Geheimdienstexperte über den BND: „Auch China wird auspioniert“

Erich Schmidt-Eenboom ist nicht überrascht, dass der BND die Türkei ausspäht. Man kooperiere mit Staaten und forsche sie gleichzeitig aus.

BND-Station bei Rheinhausen: „Es gibt immer Spionage gegen engste Verbündete.“ Bild: dpa

taz: Herr Schmidt-Eenboom, am Wochenende wurde bekannt, dass der BND die Türkei ausspäht. So steht es im Auftragsprofil der Bundesregierung für den Auslandsgeheimdienst. Überrascht Sie das?

Erich Schmidt-Eenboom: Nein, überhaupt nicht. Es ist eine Banalität, dass der BND mit nachrichtendienstlichen Mitteln auf die Türkei angesetzt wird, und zwar nicht nur auf die jetzt eingeräumten Ziele – also die kurdische PKK, die organisierte Kriminalität oder die Tätigkeit von türkischen Verbänden in Deutschland. Es gibt eine Vielzahl weiterer Ziele.

Welche?

Die massive Einflusspolitik der Türkei in den zentralasiatischen Republiken zum Beispiel. Dann ist die Türkei natürlich eine wichtige regionale Mittelmacht mit Grenzen zu Syrien, dem Irak und Iran und kontrolliert die Dardanellen im Mittelmeer. Zudem ist die Türkei Anwärter auf eine EU-Mitgliedschaft. Da will die Bundesregierung wissen, wie die inneren Verhältnisse im Land sind, ob es zum Beispiel diesen tiefen Staat noch gibt, das heißt diesen illegalen Einfluss von Militär und Nachrichtendienst.

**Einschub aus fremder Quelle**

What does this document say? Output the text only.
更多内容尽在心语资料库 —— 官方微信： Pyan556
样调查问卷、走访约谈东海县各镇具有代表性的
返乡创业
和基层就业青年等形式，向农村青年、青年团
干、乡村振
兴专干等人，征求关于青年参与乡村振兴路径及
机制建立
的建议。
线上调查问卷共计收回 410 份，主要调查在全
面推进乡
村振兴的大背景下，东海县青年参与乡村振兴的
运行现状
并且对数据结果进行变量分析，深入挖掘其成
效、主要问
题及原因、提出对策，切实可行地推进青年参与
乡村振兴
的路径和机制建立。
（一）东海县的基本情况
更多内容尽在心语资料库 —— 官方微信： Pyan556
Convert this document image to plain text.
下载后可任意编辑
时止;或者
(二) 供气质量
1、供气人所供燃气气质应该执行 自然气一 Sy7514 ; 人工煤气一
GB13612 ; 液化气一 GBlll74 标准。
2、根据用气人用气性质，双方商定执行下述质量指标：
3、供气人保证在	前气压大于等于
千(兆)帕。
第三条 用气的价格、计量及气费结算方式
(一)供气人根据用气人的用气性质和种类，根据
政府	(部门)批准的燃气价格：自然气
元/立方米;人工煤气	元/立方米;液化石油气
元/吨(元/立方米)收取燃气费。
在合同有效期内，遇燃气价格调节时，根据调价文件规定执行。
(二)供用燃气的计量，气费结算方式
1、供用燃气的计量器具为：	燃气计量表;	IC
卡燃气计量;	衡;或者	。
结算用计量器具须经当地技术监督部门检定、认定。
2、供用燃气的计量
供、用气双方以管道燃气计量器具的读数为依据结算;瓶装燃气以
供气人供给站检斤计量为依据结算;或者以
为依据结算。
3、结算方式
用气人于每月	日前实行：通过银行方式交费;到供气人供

Aber die Türkei ist ein Nato-Land, also eigentlich ein Partner. Ist das kein Hindernis?

Nein, im nachrichtendienstlichen Gewerbe gibt es immer diese Doppelgleisigkeit, man kooperiert mit Staaten und forscht sie gleichzeitig aus. Mit China zum Beispiel hat der BND eine intensive Kooperation auf dem Sektor der fernmeldeelektronischen Aufklärung, aber natürlich wird China ausspioniert, wie es die Chinesen auch tun.

Glauben Sie, dass weitere Nato-Länder ausgespäht werden?

Natürlich. Uns liegt eine Aufklärungsprioritätenliste für den BND aus der Ära Kohl vom Ende der achtziger Jahre vor. Da werden die EG-Politik Großbritanniens und Frankreichs aufgeführt und die Außenpolitik der USA – mit der Zielpriorität 2. Das heißt: hohes Interesse, vorrangiger Einsatz von Kapazitäten. Es gibt immer Spionage gegen engste Verbündete.

61, ist Geheimdienstexperte und Direktor des Forschungsinstituts für Friedenspolitik in Weilheim. In den 1990er Jahren wurde er selbst lange vom BND überwacht.

Auch heute?

Ja, der Bundesnachrichtendienst hat auch heute die Aufgabe, die Bundesregierung über die Ziele der amerikanischen Außenpolitik zu informieren.

Und setzt dabei Spionage ein?

Nicht mit dem Einsatz von Agenten in den USA, dazu ist er viel zu risikoscheu. Aber nachrichtendienstliche Mittel der funkelektronischen Aufklärung …

also das Abhören von Telefonen, das Ausspähen von Mails und so weiter.

Genau, diese Mittel werden intensiv eingesetzt. Deshalb ist es auch nicht überraschend, dass der BND Gespräche der ehemaligen US-Außenministerin Clinton und ihres Nachfolgers Kerry als Beifang aufgenommen hat. Diplomatische Quellen werden auch abgeschöpft. Aber diesen letzten harten Einsatz, also Agenten im US-amerikanischen Regierungsapparat anzuwerben, diesen Weg ist der BND noch nie gegangen.

Nun hat Markus R., der Mitarbeiter des BND, der Informationen an die USA verkauft hat, den Mitschnitt des Gesprächs mit Clinton übermittelt. Kerry hat prompt diesen Mitschnitt in einem Gespräch mit seinem deutschen Kollegen Steinmeier eingesetzt, als es um die Überwachung des Handys der Kanzlerin ging. Nach dem Motto: Was regt ihr euch auf, ihr macht das doch auch. Sind die Vorwürfe vergleichbar?

Nein, nur bedingt. Der BND ist ein kleiner Dienst, der sich auf Kernaufgaben konzentriert, auf politische und wirtschaftspolitische Fragen in den USA. Diese globale weitgefächerte Spionage, wie sie die USA zum Beispiel in sozialen Netzwerken betreiben, dazu reichen die Kapazitäten gar nicht. Und die politische Zielvorgabe ist auch nicht entsprechend.